American Journal of Food Science and Technology. 2017, Vol. 5 No. 1, 11-18
DOI: 10.12691/ajfst-5-1-3
Copyright © 2016 Science and Education Publishing

Cite this paper:
Ojo M.O., Ariahu C.C., Chinma E.C.. Proximate, Functional and Pasting Properties of Cassava Starch and Mushroom (Pleurotus Pulmonarius) Flour Blends. American Journal of Food Science and Technology. 2017; 5(1):11-18. doi: 10.12691/ajfst-5-1-3.
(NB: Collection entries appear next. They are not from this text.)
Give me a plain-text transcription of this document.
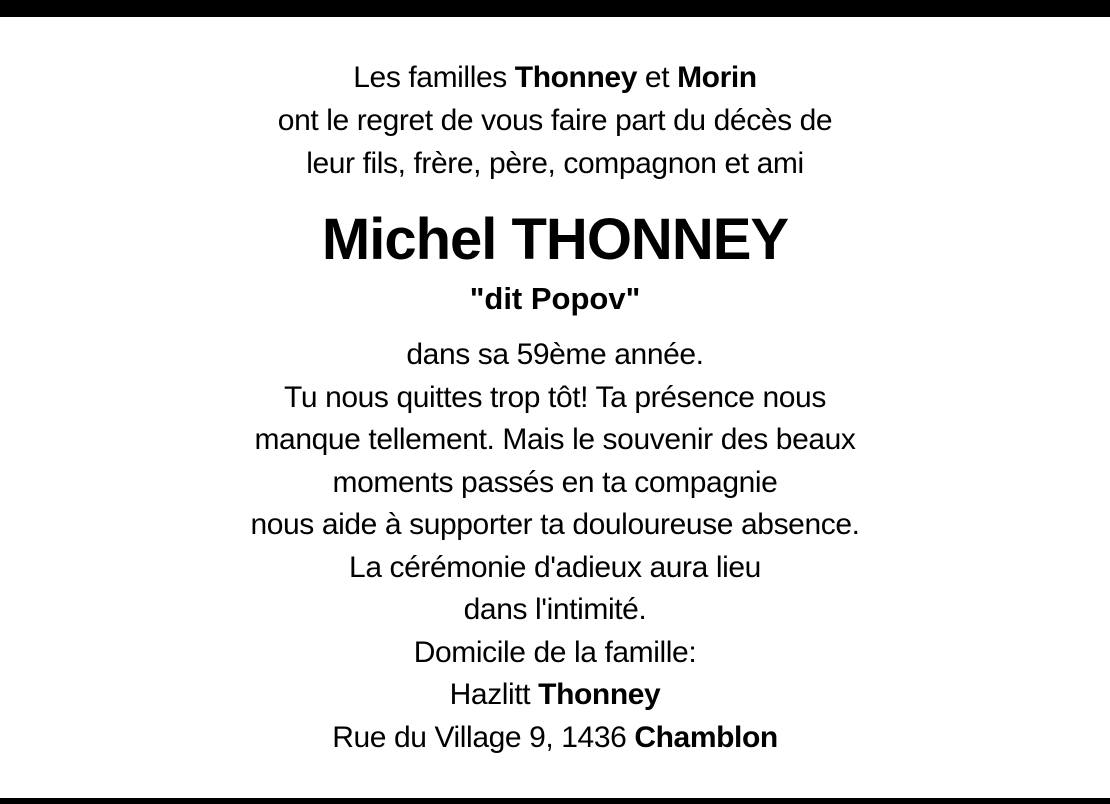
Les familles Thonney et Morin
ont le regret de vous faire part du décès de
leur fils, frère, père, compagnon et ami
Michel THONNEY
"dit Popov"
dans sa 59ème année.
Tu nous quittes trop tôt! Ta présence nous
manque tellement. Mais le souvenir des beaux
moments passés en ta compagnie
nous aide à supporter ta douloureuse absence.
La cérémonie d'adieux aura lieu
dans l'intimité.
Domicile de la famille:
Hazlitt Thonney
Rue du Village 9, 1436 Chamblon
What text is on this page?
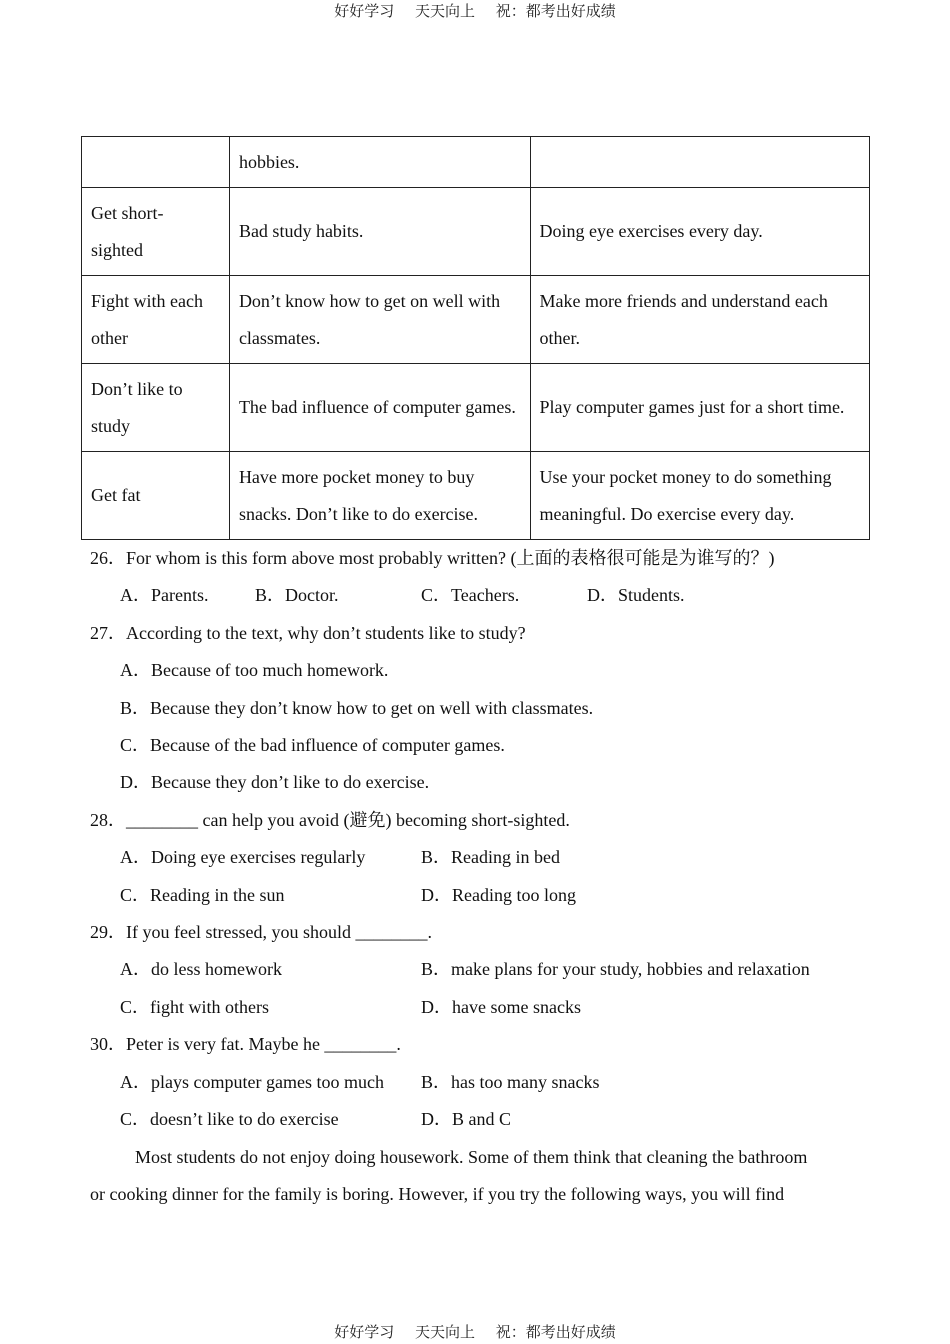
好好学习 天天向上 祝：都考出好成绩
	hobbies.	
Get short-sighted	Bad study habits.	Doing eye exercises every day.
Fight with each other	Don’t know how to get on well with classmates.	Make more friends and understand each other.
Don’t like to study	The bad influence of computer games.	Play computer games just for a short time.
Get fat	Have more pocket money to buy snacks. Don’t like to do exercise.	Use your pocket money to do something meaningful. Do exercise every day.
26．For whom is this form above most probably written? (上面的表格很可能是为谁写的？)
A．Parents.	B．Doctor.	C．Teachers.	D．Students.
27．According to the text, why don’t students like to study?
A．Because of too much homework.
B．Because they don’t know how to get on well with classmates.
C．Because of the bad influence of computer games.
D．Because they don’t like to do exercise.
28．________ can help you avoid (避免) becoming short-sighted.
A．Doing eye exercises regularly	B．Reading in bed
C．Reading in the sun	D．Reading too long
29．If you feel stressed, you should ________.
A．do less homework	B．make plans for your study, hobbies and relaxation
C．fight with others	D．have some snacks
30．Peter is very fat. Maybe he ________.
A．plays computer games too much	B．has too many snacks
C．doesn’t like to do exercise	D．B and C
Most students do not enjoy doing housework. Some of them think that cleaning the bathroom
or cooking dinner for the family is boring. However, if you try the following ways, you will find
好好学习 天天向上 祝：都考出好成绩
Correspondence to: Ojo  M.O., Department of Food Science and Technology, University of Mkar P.M.B. 017 Gboko, Nigeria. Email: ojofoluso52@gmail.com

Abstract

Our interest in this study is the production of cassava starch and mushroom (Pleurotus pulmonaris) composite blends for the purpose of edible film production. Therefore the determination of the proximate, functional and pasting properties is points of interest. Composite flour blends was prepared from Cassava starch (CS) and mushroom Pleurotus pulmonarius (MS) to obtain flour blends of cassava starch: mushroom (P. pulmonarius) flour; CS:MS 100:00, 90:10, 80:20, 70:30 and 60:40. The proximate, functional and pasting properties were determined using standard procedures and 100% cassava starch was used as control. The proximate analysis ranged from 8.79 to 9.35%, 0.55 to 26.23%, 0.34 to 2.01%, 0.32 to 8.24% and 0.10 to 17.86% for moisture, protein, fat and ash respectively while Carbohydrate ranged from 36.31 to 89.62%, amylose contents 18.47 to 25.35% and energy value ranged from 268.23 to 363.73Kcal. There were significant (p≤ 0.05) differences in the water absorption capacity, swelling power and solubility measured at various temperatures. The peak and trough viscosity ranged from 161.95 to 244.91RVU and 100.36 to 175.61 with the lowest value at CS:MS 60:40% and CS:MS100:00% as the highest. Final viscosity ranged from 227.32(CS:MS 60:40) to 315.10RVU (CS100%) while the pasting temperature and time ranged from 81.43 to 83.29 °C and 4.79 (CS:MS 80:20) to 5.75 (CS:MS 60:40%). These results suggest an improvement in the nutritional properties of the composite blends and strong dependence of the pasting and functional properties of the flours on the composition.